Gene expression can affect susceptibility to diseases and drug response. A widely appreciated example is the multidrug resistance exhibited by tumor cells through overexpression of MDR genes [30]. Although disease risk and drug response are likely to be contributed by the interplay between both genetic and nongenetic factors, gene-expression variation plays a significant role, probably through upregulating or downregulating genes within physiological pathways. For example, Caucasians and African-Americans differ significantly in EGFR expression in prostate cancer [31], suggesting potential differences in response to EGFR inhibitors between these two populations. Therefore, analysis of variation in gene expression between human populations will enhance our understanding of the contribution of genetics to health disparities.

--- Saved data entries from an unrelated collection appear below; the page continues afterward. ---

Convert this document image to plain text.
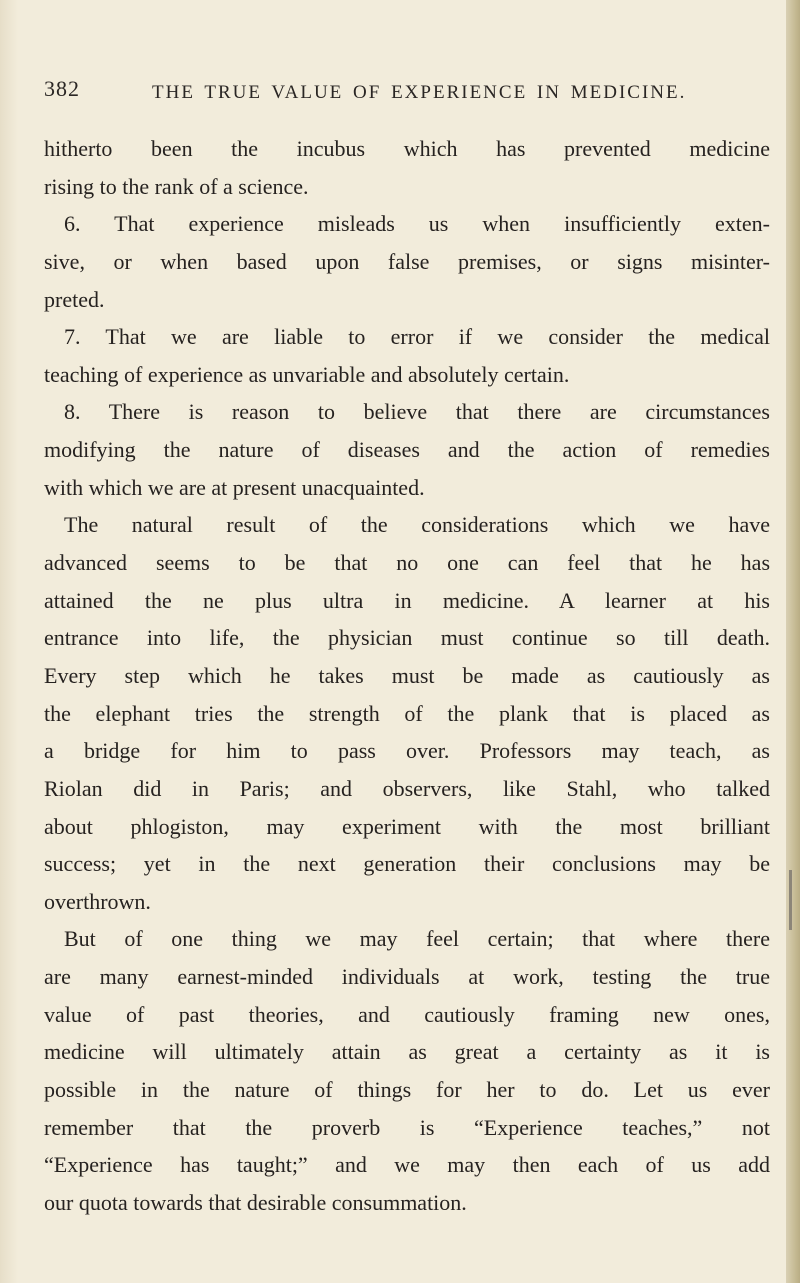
382	THE TRUE VALUE OF EXPERIENCE IN MEDICINE.
hitherto been the incubus which has prevented medicine
rising to the rank of a science.
6. That experience misleads us when insufficiently exten-
sive, or when based upon false premises, or signs misinter-
preted.
7. That we are liable to error if we consider the medical
teaching of experience as unvariable and absolutely certain.
8. There is reason to believe that there are circumstances
modifying the nature of diseases and the action of remedies
with which we are at present unacquainted.
The natural result of the considerations which we have
advanced seems to be that no one can feel that he has
attained the ne plus ultra in medicine. A learner at his
entrance into life, the physician must continue so till death.
Every step which he takes must be made as cautiously as
the elephant tries the strength of the plank that is placed as
a bridge for him to pass over. Professors may teach, as
Riolan did in Paris; and observers, like Stahl, who talked
about phlogiston, may experiment with the most brilliant
success; yet in the next generation their conclusions may be
overthrown.
But of one thing we may feel certain; that where there
are many earnest-minded individuals at work, testing the true
value of past theories, and cautiously framing new ones,
medicine will ultimately attain as great a certainty as it is
possible in the nature of things for her to do. Let us ever
remember that the proverb is “Experience teaches,” not
“Experience has taught;” and we may then each of us add
our quota towards that desirable consummation.
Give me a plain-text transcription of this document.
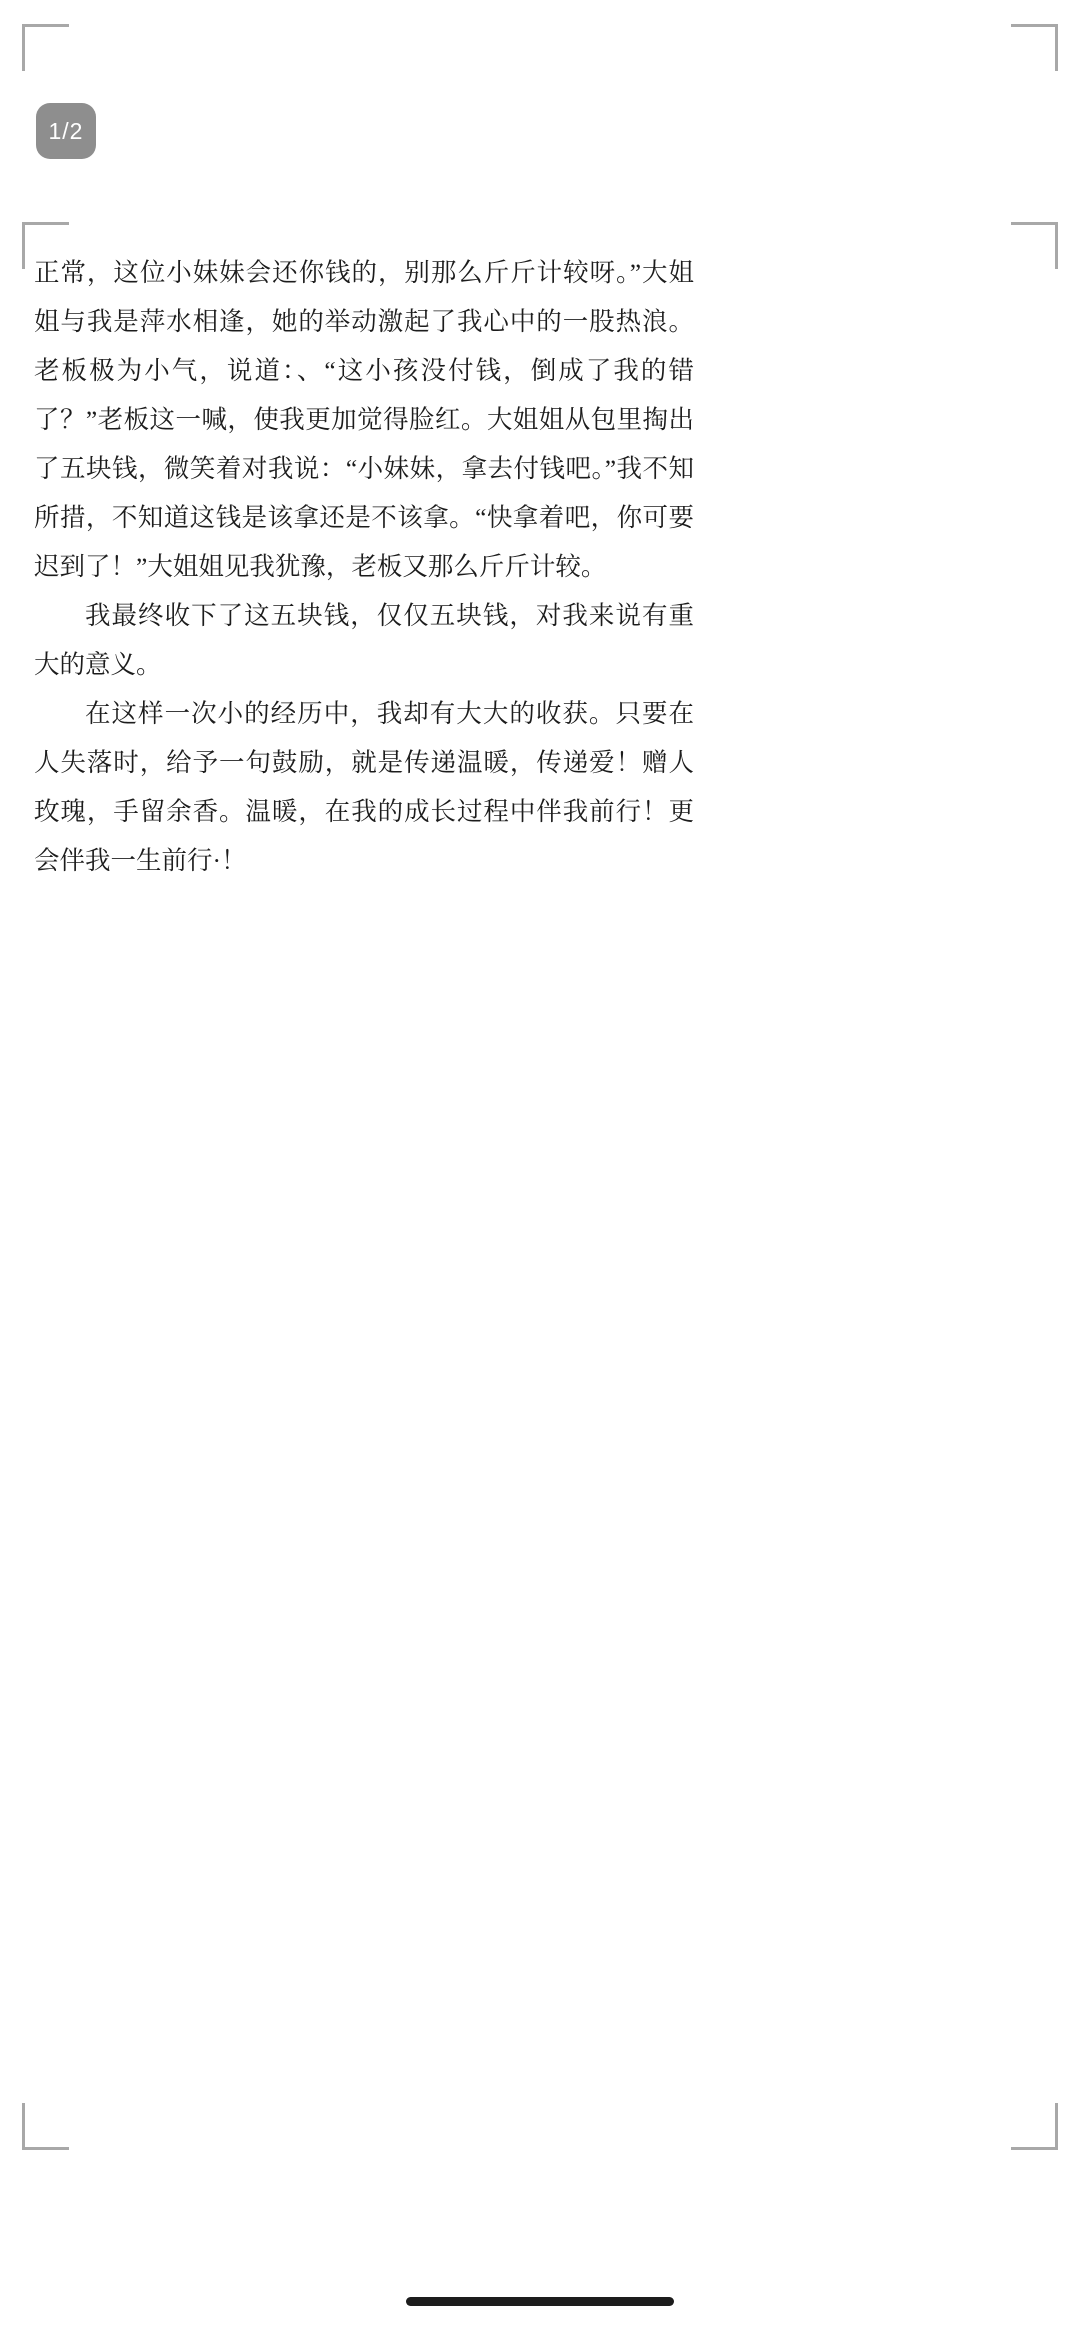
1/2

正常，这位小妹妹会还你钱的，别那么斤斤计较呀。”大姐姐与我是萍水相逢，她的举动激起了我心中的一股热浪。老板极为小气，说道：、“这小孩没付钱，倒成了我的错了？”老板这一喊，使我更加觉得脸红。大姐姐从包里掏出了五块钱，微笑着对我说：“小妹妹，拿去付钱吧。”我不知所措，不知道这钱是该拿还是不该拿。“快拿着吧，你可要迟到了！”大姐姐见我犹豫，老板又那么斤斤计较。

我最终收下了这五块钱，仅仅五块钱，对我来说有重大的意义。

在这样一次小的经历中，我却有大大的收获。只要在人失落时，给予一句鼓励，就是传递温暖，传递爱！赠人玫瑰，手留余香。温暖，在我的成长过程中伴我前行！更会伴我一生前行·！
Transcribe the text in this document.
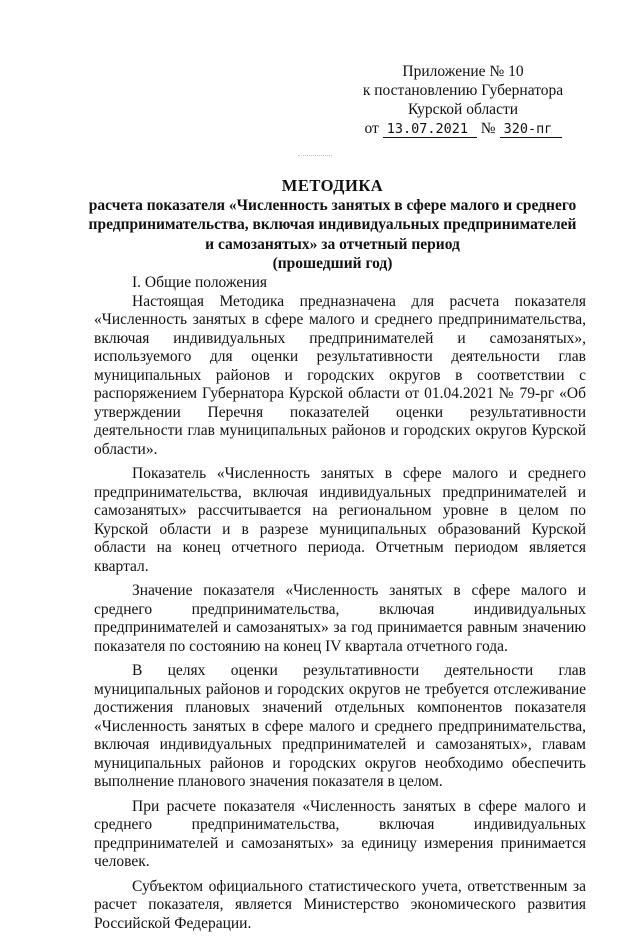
Приложение № 10
к постановлению Губернатора
Курской области
от 13.07.2021 № 320-пг
МЕТОДИКА
расчета показателя «Численность занятых в сфере малого и среднего
предпринимательства, включая индивидуальных предпринимателей
и самозанятых» за отчетный период
(прошедший год)
I. Общие положения

Настоящая Методика предназначена для расчета показателя «Численность занятых в сфере малого и среднего предпринимательства, включая индивидуальных предпринимателей и самозанятых», используемого для оценки результативности деятельности глав муниципальных районов и городских округов в соответствии с распоряжением Губернатора Курской области от 01.04.2021 № 79-рг «Об утверждении Перечня показателей оценки результативности деятельности глав муниципальных районов и городских округов Курской области».

Показатель «Численность занятых в сфере малого и среднего предпринимательства, включая индивидуальных предпринимателей и самозанятых» рассчитывается на региональном уровне в целом по Курской области и в разрезе муниципальных образований Курской области на конец отчетного периода. Отчетным периодом является квартал.

Значение показателя «Численность занятых в сфере малого и среднего предпринимательства, включая индивидуальных предпринимателей и самозанятых» за год принимается равным значению показателя по состоянию на конец IV квартала отчетного года.

В целях оценки результативности деятельности глав муниципальных районов и городских округов не требуется отслеживание достижения плановых значений отдельных компонентов показателя «Численность занятых в сфере малого и среднего предпринимательства, включая индивидуальных предпринимателей и самозанятых», главам муниципальных районов и городских округов необходимо обеспечить выполнение планового значения показателя в целом.

При расчете показателя «Численность занятых в сфере малого и среднего предпринимательства, включая индивидуальных предпринимателей и самозанятых» за единицу измерения принимается человек.

Субъектом официального статистического учета, ответственным за расчет показателя, является Министерство экономического развития Российской Федерации.
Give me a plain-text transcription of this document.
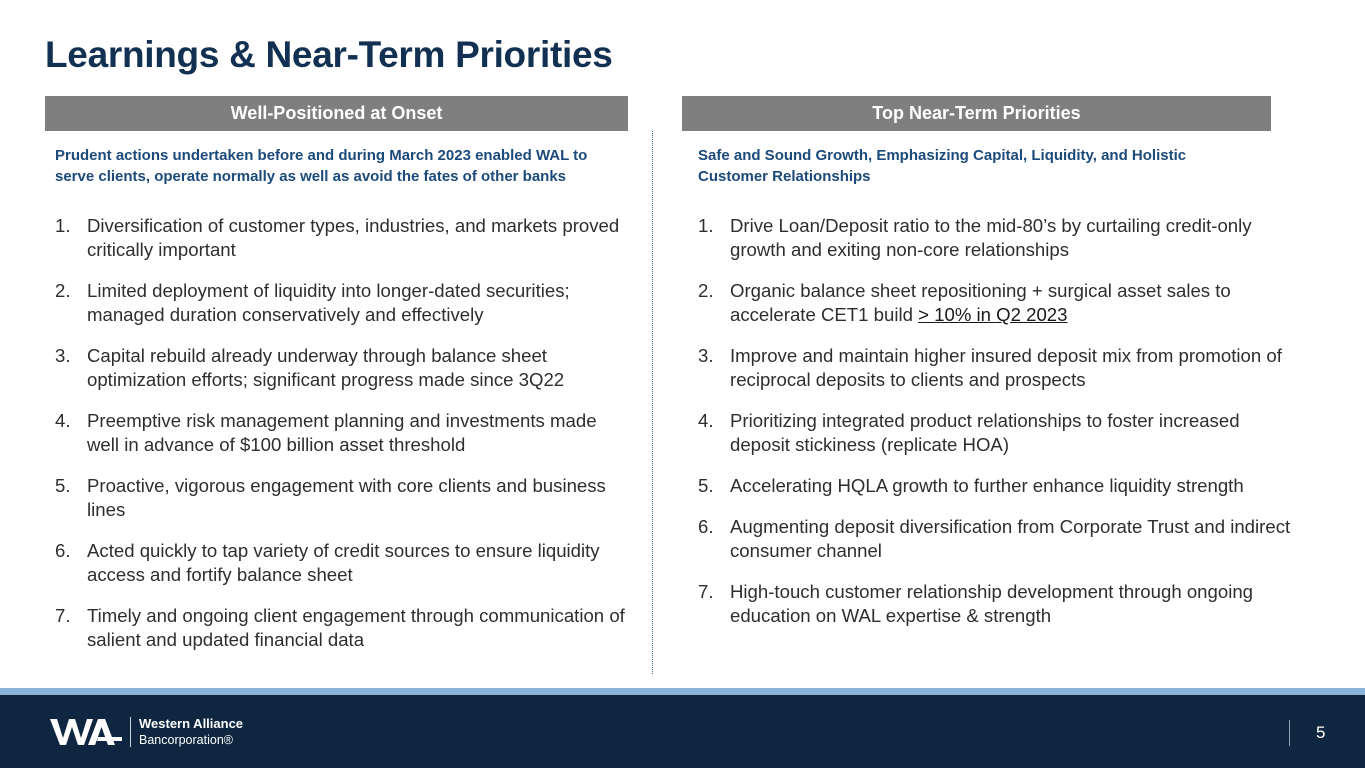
Learnings & Near-Term Priorities
Well-Positioned at Onset	Top Near-Term Priorities
Prudent actions undertaken before and during March 2023 enabled WAL to serve clients, operate normally as well as avoid the fates of other banks
Safe and Sound Growth, Emphasizing Capital, Liquidity, and Holistic Customer Relationships
1. Diversification of customer types, industries, and markets proved critically important
2. Limited deployment of liquidity into longer-dated securities; managed duration conservatively and effectively
3. Capital rebuild already underway through balance sheet optimization efforts; significant progress made since 3Q22
4. Preemptive risk management planning and investments made well in advance of $100 billion asset threshold
5. Proactive, vigorous engagement with core clients and business lines
6. Acted quickly to tap variety of credit sources to ensure liquidity access and fortify balance sheet
7. Timely and ongoing client engagement through communication of salient and updated financial data
1. Drive Loan/Deposit ratio to the mid-80’s by curtailing credit-only growth and exiting non-core relationships
2. Organic balance sheet repositioning + surgical asset sales to accelerate CET1 build > 10% in Q2 2023
3. Improve and maintain higher insured deposit mix from promotion of reciprocal deposits to clients and prospects
4. Prioritizing integrated product relationships to foster increased deposit stickiness (replicate HOA)
5. Accelerating HQLA growth to further enhance liquidity strength
6. Augmenting deposit diversification from Corporate Trust and indirect consumer channel
7. High-touch customer relationship development through ongoing education on WAL expertise & strength
Western Alliance
Bancorporation®	5
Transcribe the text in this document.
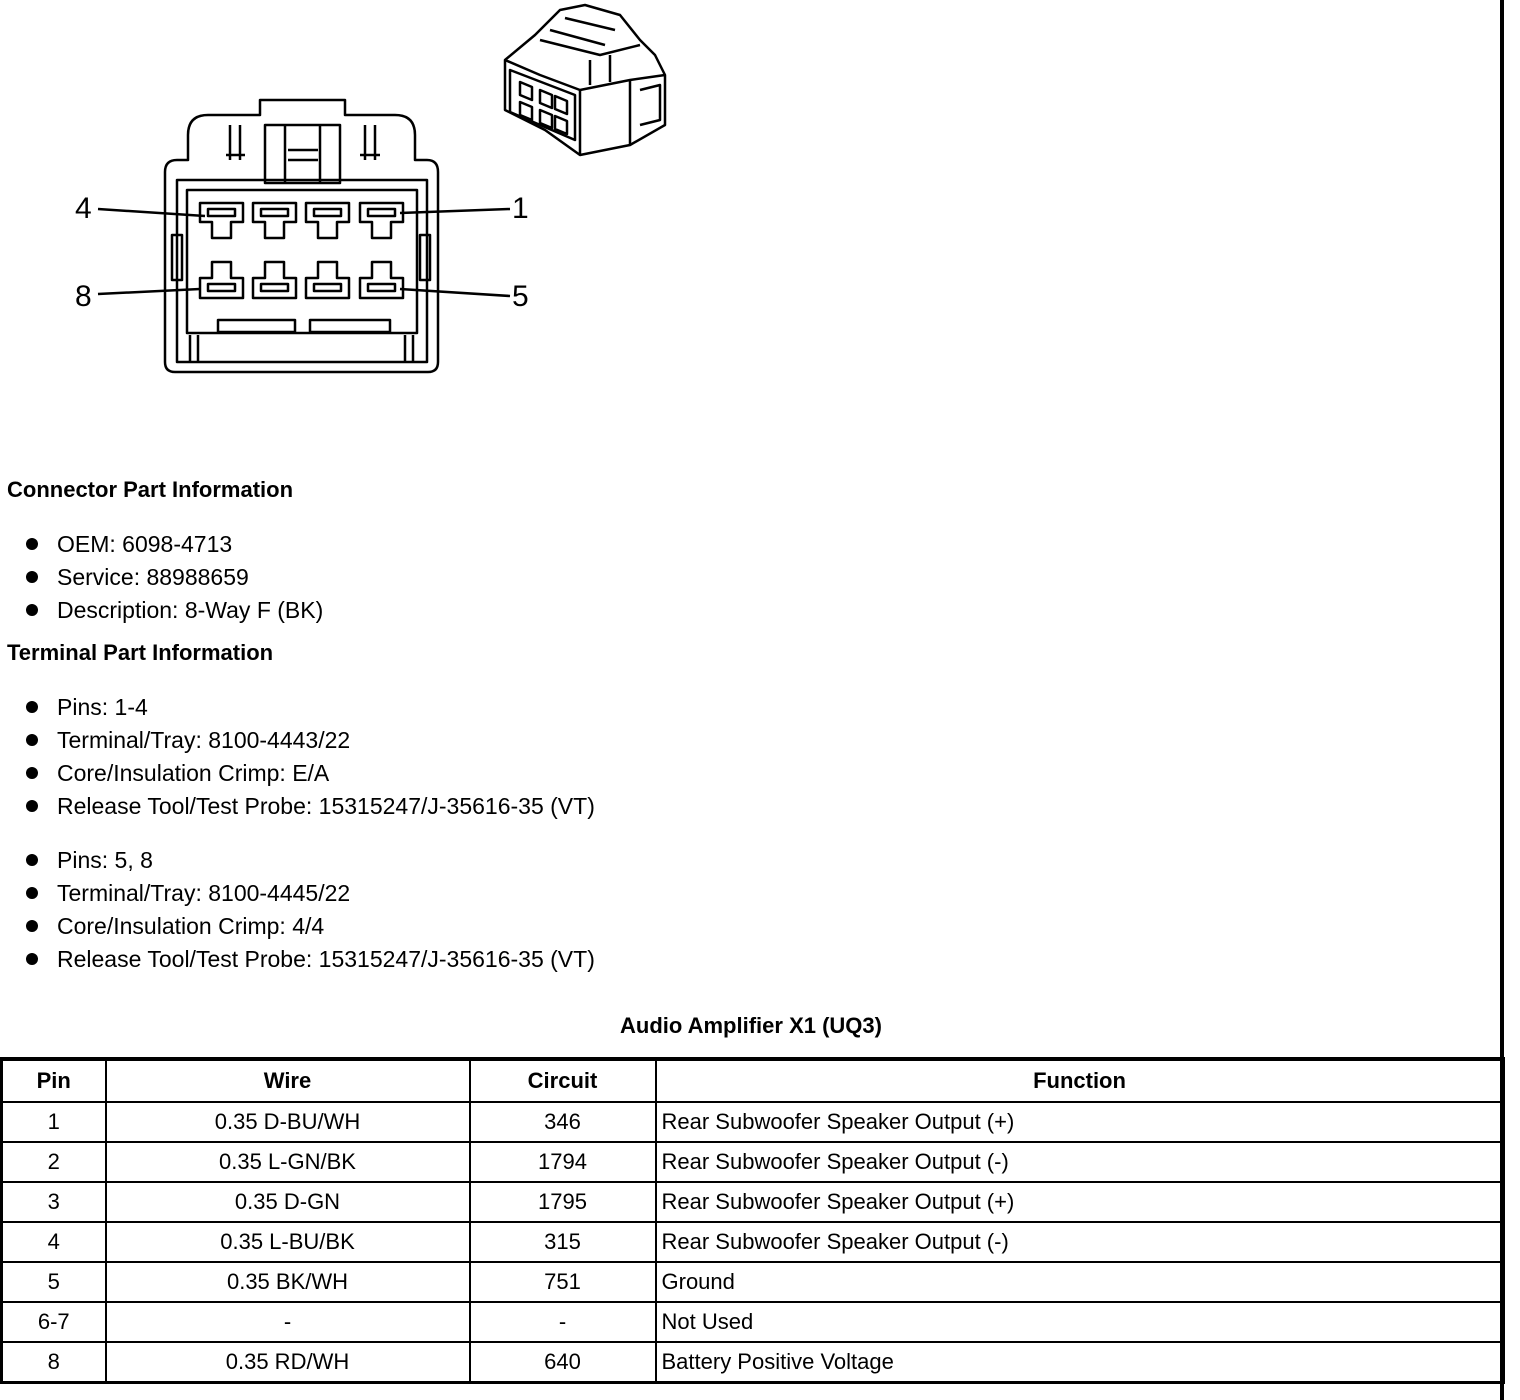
4	1
8	5
Connector Part Information
OEM: 6098-4713
Service: 88988659
Description: 8-Way F (BK)
Terminal Part Information
Pins: 1-4
Terminal/Tray: 8100-4443/22
Core/Insulation Crimp: E/A
Release Tool/Test Probe: 15315247/J-35616-35 (VT)
Pins: 5, 8
Terminal/Tray: 8100-4445/22
Core/Insulation Crimp: 4/4
Release Tool/Test Probe: 15315247/J-35616-35 (VT)
Audio Amplifier X1 (UQ3)
Pin	Wire	Circuit	Function
1	0.35 D-BU/WH	346	Rear Subwoofer Speaker Output (+)
2	0.35 L-GN/BK	1794	Rear Subwoofer Speaker Output (-)
3	0.35 D-GN	1795	Rear Subwoofer Speaker Output (+)
4	0.35 L-BU/BK	315	Rear Subwoofer Speaker Output (-)
5	0.35 BK/WH	751	Ground
6-7	-	-	Not Used
8	0.35 RD/WH	640	Battery Positive Voltage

Clinically, studies have shown that ancestry is a significant determinant of both susceptibility to some diseases and response to therapeutic treatments. For example, African-American, Hispanic, Asian and Native American women have a lower incidence of breast cancer but higher mortality compared with non-Hispanic white women [32]. Differences in response to anticancer agents docetaxel and carboplatin have been observed between Asian and Caucasian advanced non-small-cell lung cancer patients [33]. Findings of population differences in expression are critical for us to investigate these health disparities between human populations. Interestingly, the enrichment of immune response-related genes in both ours [13] and a previous smaller study [15] suggests that individuals of African and European ancestry may have different susceptibility to infectious diseases. In fact, it has been observed that African-American adults may be more susceptible to infection by certain microbes such as Porphyromonas gingivalis, which causes periodontitis [34].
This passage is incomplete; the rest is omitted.